AVC: As a director, how do you work to bring out the cringe aspect of the show, which is obviously present in the dialogue already?
SZ: It’s funny but Anna, Maya, and myself, we’ve never used the word cringe for the show until others pointed it out. We were always looking for the truth in awkward moments, it’s how we view the world and live our lives. We’re always after that, and the truth can be cringe-y, I guess. It’s uncomfortable because it’s real. I’m always looking for ways of doing things differently storytelling-wise that I haven’t seen before. An example of that would be in episode seven, “Opening Night.” They’re doing the play and what most shows would do when Anna helps Maya remember her line, you’d cut to the audience and everyone behind the scenes just being relieved and the show goes on and goes well. Something that I feel like is my addition or way of seeing it is let’s show the play behind the play, and it became this opera of sorts. It’s strange but it’s coming from a place of expressionism without doing it in a traditional way. It’s what excited me because it stands out.

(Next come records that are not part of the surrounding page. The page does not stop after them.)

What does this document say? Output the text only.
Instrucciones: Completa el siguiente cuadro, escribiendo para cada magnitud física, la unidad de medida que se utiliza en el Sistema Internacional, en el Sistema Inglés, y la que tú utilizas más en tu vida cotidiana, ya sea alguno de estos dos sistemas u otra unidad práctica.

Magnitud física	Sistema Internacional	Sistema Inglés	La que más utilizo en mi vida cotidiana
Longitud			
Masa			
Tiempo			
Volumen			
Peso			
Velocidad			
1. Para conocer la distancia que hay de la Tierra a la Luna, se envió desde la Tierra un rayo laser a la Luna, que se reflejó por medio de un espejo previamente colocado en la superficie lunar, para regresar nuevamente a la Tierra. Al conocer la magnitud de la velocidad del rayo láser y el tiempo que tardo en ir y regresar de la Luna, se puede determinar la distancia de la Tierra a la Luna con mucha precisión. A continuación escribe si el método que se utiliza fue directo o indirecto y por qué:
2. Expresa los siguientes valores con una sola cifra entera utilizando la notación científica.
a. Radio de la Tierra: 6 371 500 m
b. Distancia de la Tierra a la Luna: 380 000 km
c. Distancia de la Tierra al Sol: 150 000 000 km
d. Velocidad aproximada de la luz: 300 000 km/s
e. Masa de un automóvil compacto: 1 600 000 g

AVC: Pen15 is critically acclaimed and getting a lot of awards buzz. What was your favorite episode to work on as a director that you’d want to submit for Emmy consideration?
SZ: I’m proud of the work we did. The other stuff feels strange and unreal, even now when I read about it. We didn’t get to have a big premiere where people are laughing, crying, reacting, or applauding, so it’s always fun when Maya and Anna tell me “Oh, so and so reached out,” or “Oh, Charlie Kaufman likes our show.” I just know how hard we worked. I felt like the finale, “Opening Night,” and episode six, “Play,” really represented the potential of the show in terms of all the different tones, the strangeness, the drama, the emotions, the dance. I’m proud we put all of that in and really took a big swing stylistically and artistically.